Asegura que, al principio, su andadura profesional no fue nada fácil. “Cuando llegué tuve que trabajar en la economía sumergida por falta de documentación y, por ende, de acceso a formación. He desempeñado trabajos en el sector doméstico: desde el cuidado de niños y ancianos, pasando por la limpieza (como interna y externa) y la hostelería…”. No obstante, siempre tenía presente su objetivo: seguir formándose para aspirar a su deseo laboral.

Finalmente, tras dos años, pudo ingresar en la universidad y continuar con sus estudios. “Compaginé mi formación con distintos trabajos, para asegurarme mi manutención y supervivencia, y con voluntario en varias asociaciones de atención a personas inmigrantes y de colectivos en riesgo de exclusión en general”. Poco a poco fue adquiriendo más formación y experiencia, por lo que pudo empezar a trabajar, como orientadora laboral, en estas entidades.

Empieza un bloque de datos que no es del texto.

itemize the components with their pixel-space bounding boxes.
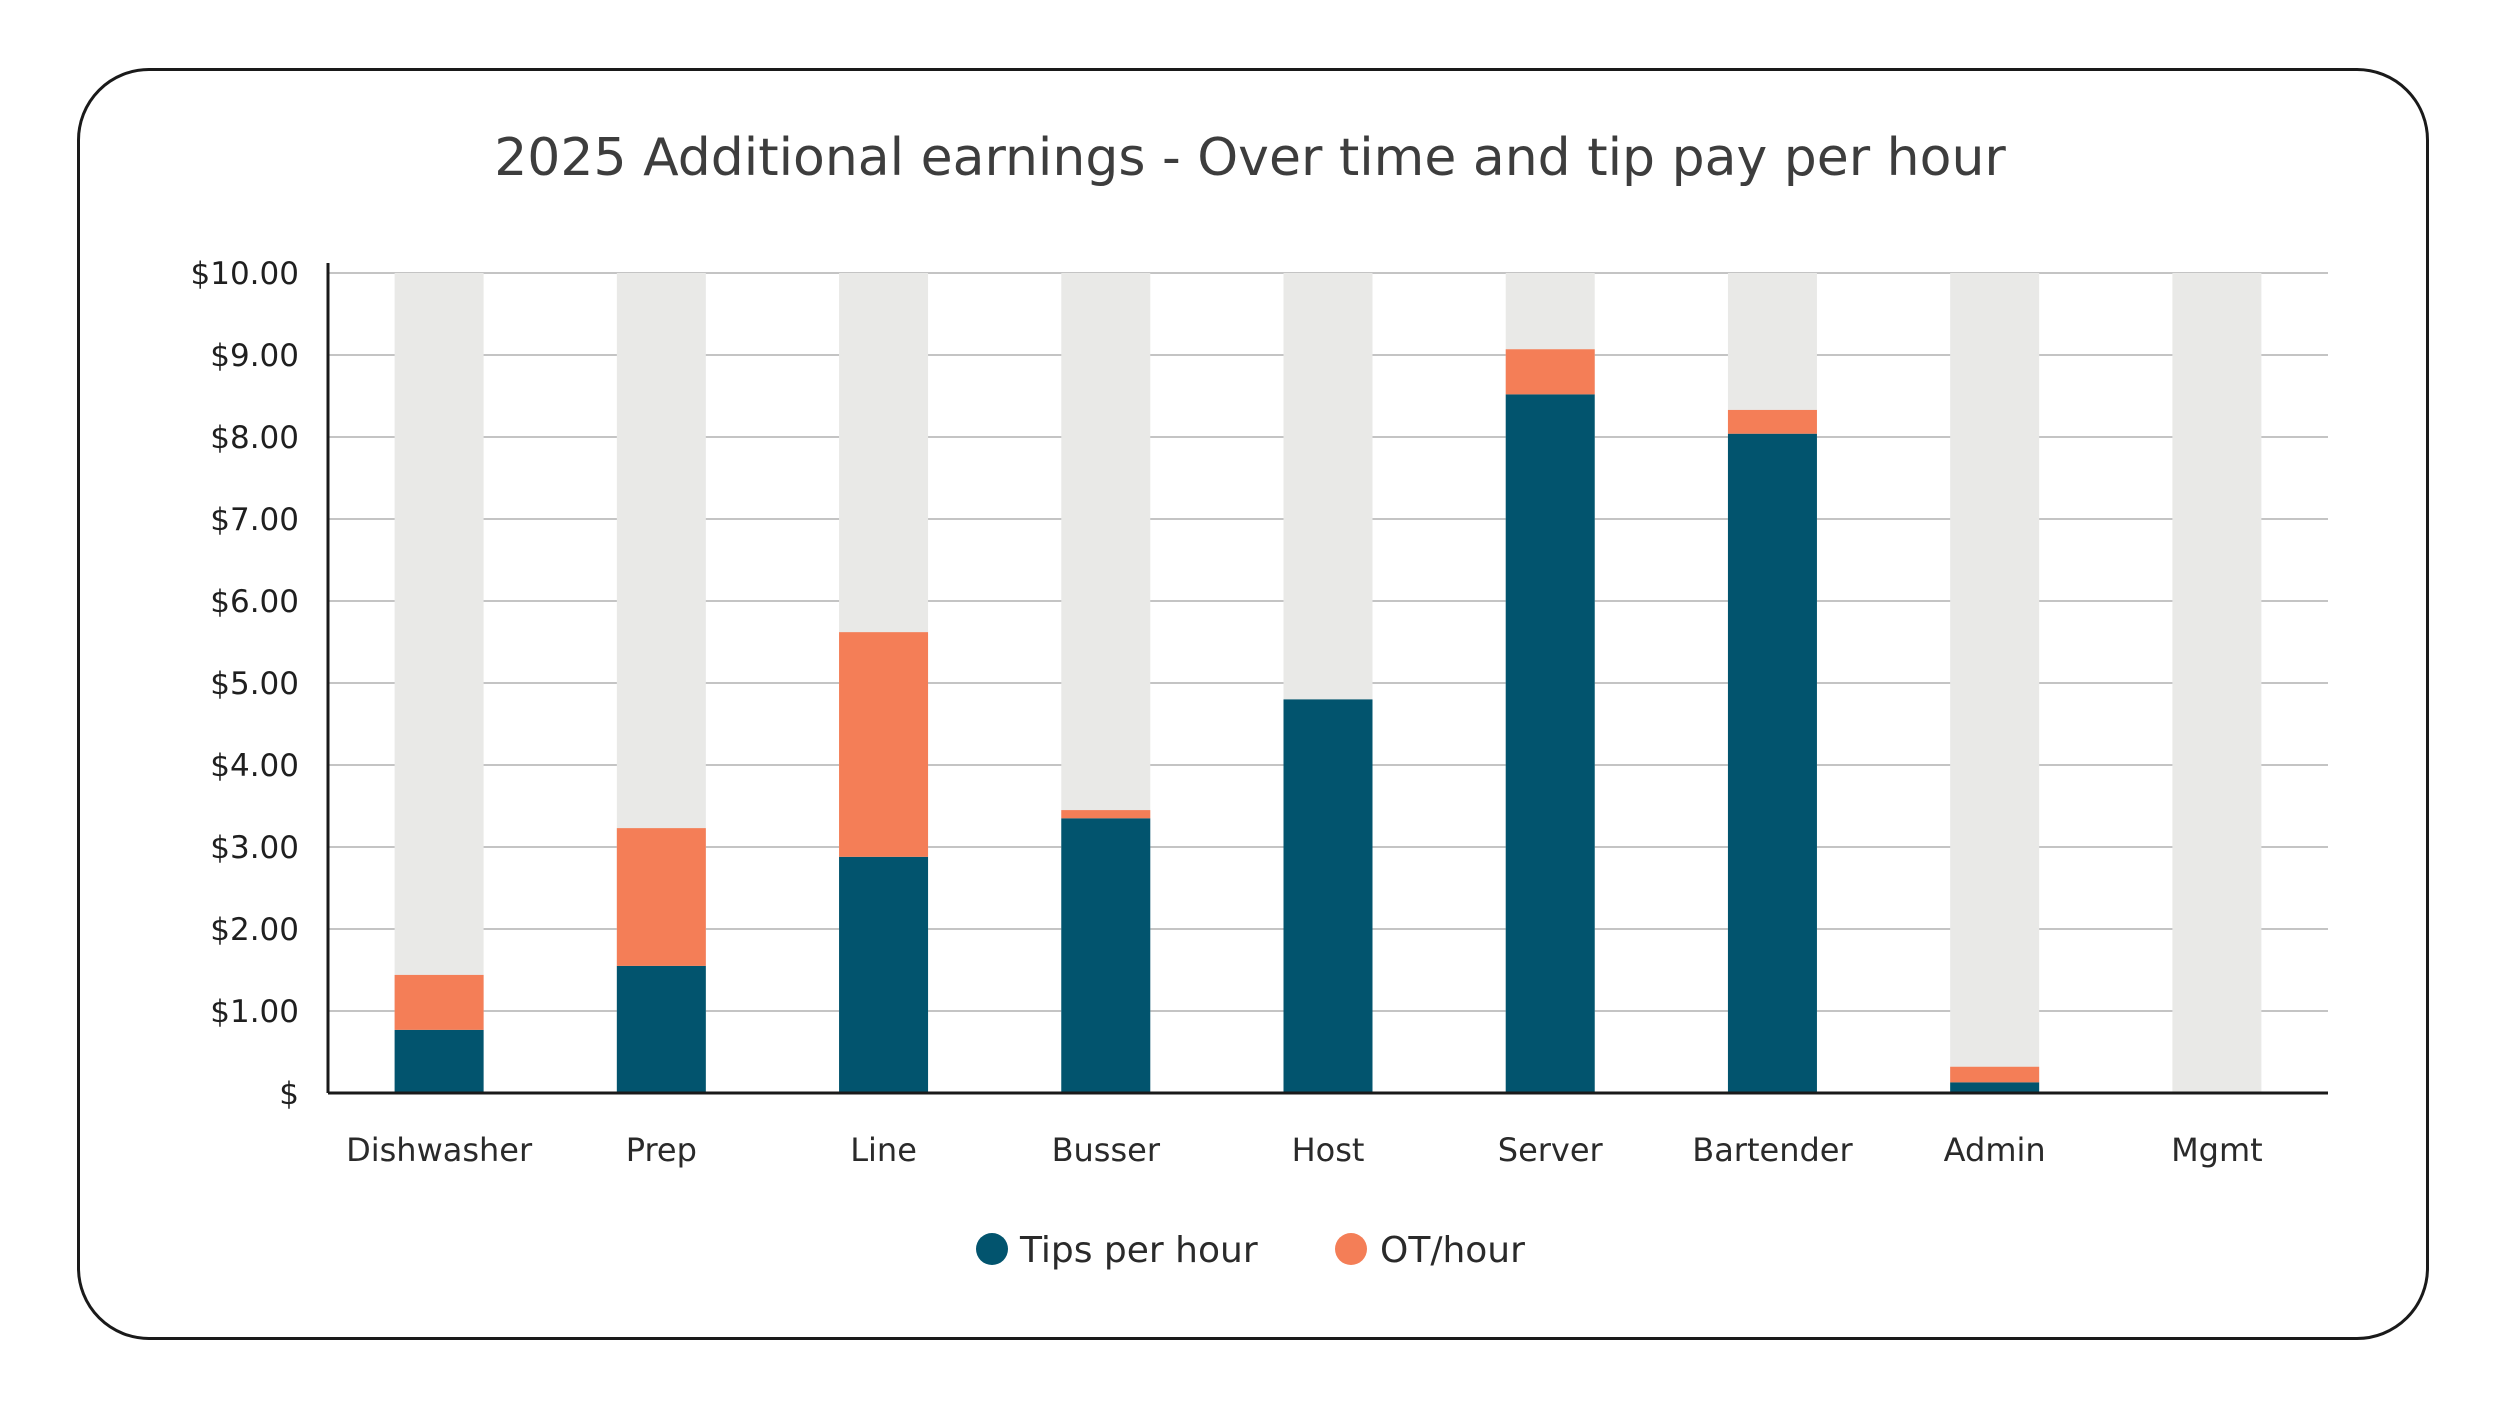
bar-segment xyxy=(839,856,929,1093)
axes xyxy=(326,263,2328,1095)
bar-segment xyxy=(1950,1082,2040,1093)
bar-segment xyxy=(394,974,484,1030)
y-tick-label: $4.00 xyxy=(210,748,299,784)
bar-segment xyxy=(616,828,706,966)
bar-segment xyxy=(1283,699,1373,1093)
x-tick-label: Mgmt xyxy=(2171,1131,2263,1169)
y-tick-label: $9.00 xyxy=(210,338,299,374)
bar-segment xyxy=(394,1029,484,1093)
x-tick-label: Prep xyxy=(626,1131,697,1169)
y-tick-label: $5.00 xyxy=(210,666,299,702)
y-tick-label: $7.00 xyxy=(210,502,299,538)
legend-label: OT/hour xyxy=(1380,1230,1525,1271)
background-bar xyxy=(2172,273,2262,1093)
x-tick-label: Line xyxy=(850,1131,917,1169)
background-bar xyxy=(394,273,484,1093)
bar-segment xyxy=(1727,409,1817,434)
legend-marker xyxy=(976,1233,1008,1265)
y-tick-label: $10.00 xyxy=(191,256,299,292)
x-tick-label: Busser xyxy=(1052,1131,1161,1169)
legend-marker xyxy=(1335,1233,1367,1265)
y-tick-label: $1.00 xyxy=(210,994,299,1030)
y-tick-labels: $ $1.00 $2.00 $3.00 $4.00 $5.00 $6.00 $7.00 $8.0… xyxy=(191,256,299,1112)
bar-segment xyxy=(1505,394,1595,1093)
x-tick-label: Server xyxy=(1498,1131,1604,1169)
legend-label: Tips per hour xyxy=(1019,1230,1258,1271)
x-tick-labels: Dishwasher Prep Line Busser Host Server Barten… xyxy=(346,1131,2263,1169)
background-bar xyxy=(1950,273,2040,1093)
y-tick-label: $8.00 xyxy=(210,420,299,456)
x-tick-label: Bartender xyxy=(1692,1131,1853,1169)
y-tick-label: $ xyxy=(279,1076,299,1112)
bar-segment xyxy=(1061,810,1151,819)
x-tick-label: Admin xyxy=(1944,1131,2046,1169)
x-tick-label: Dishwasher xyxy=(346,1131,533,1169)
bar-segment xyxy=(1950,1066,2040,1083)
bar-segment xyxy=(1727,433,1817,1094)
bar-segment xyxy=(839,632,929,857)
y-tick-label: $3.00 xyxy=(210,830,299,866)
x-tick-label: Host xyxy=(1292,1131,1365,1169)
y-tick-label: $6.00 xyxy=(210,584,299,620)
legend: Tips per hour OT/hour xyxy=(976,1230,1525,1271)
bar-segment xyxy=(1061,818,1151,1093)
bar-segment xyxy=(1505,349,1595,395)
data-bars xyxy=(394,349,2040,1094)
bar-segment xyxy=(616,965,706,1093)
y-tick-label: $2.00 xyxy=(210,912,299,948)
chart-title: 2025 Additional earnings - Over time and… xyxy=(494,128,2006,188)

Aunque ya lleva trabajando 12 años en este sector, Verónica asegura que su día a día sigue siendo una enseñanza continua para ella: “Una de las mejores cosas de trabajar en el sector social, sin duda, es la gente que vas conociendo en el camino. Siempre me he rodeado de gente buena y muy profesional de la que he aprendido y sigo aprendiendo mucho. Siempre hay algo que aprender y aplicar al trabajo diario”.

Hay muchas historias y mucho talento por descubrir en las mujeres inmigrantes

Para Verónica, lo más duro de ser migrante no ha sido vivir en un país distinto, sino dejar de vivir en el suyo y salir adelante. “Yo he podido hacerlo gracias a mi familia y amigos y todas las personas que han formado parte de mi historia personal. Al final soy una mujer inmigrante que, como muchas, ha sufrido, soñado y se ha reinventado. Hemos convertido las flaquezas en fortalezas y la distancia en motivación para salir adelante”.

“Hay muchas historias por ver y mucho talento por descubrir que merecen ser conocidos. Hay que apostar y promover iniciativas que visibilicen el papel, aporte y valía de la mujer inmigrante en la sociedad de acogida”.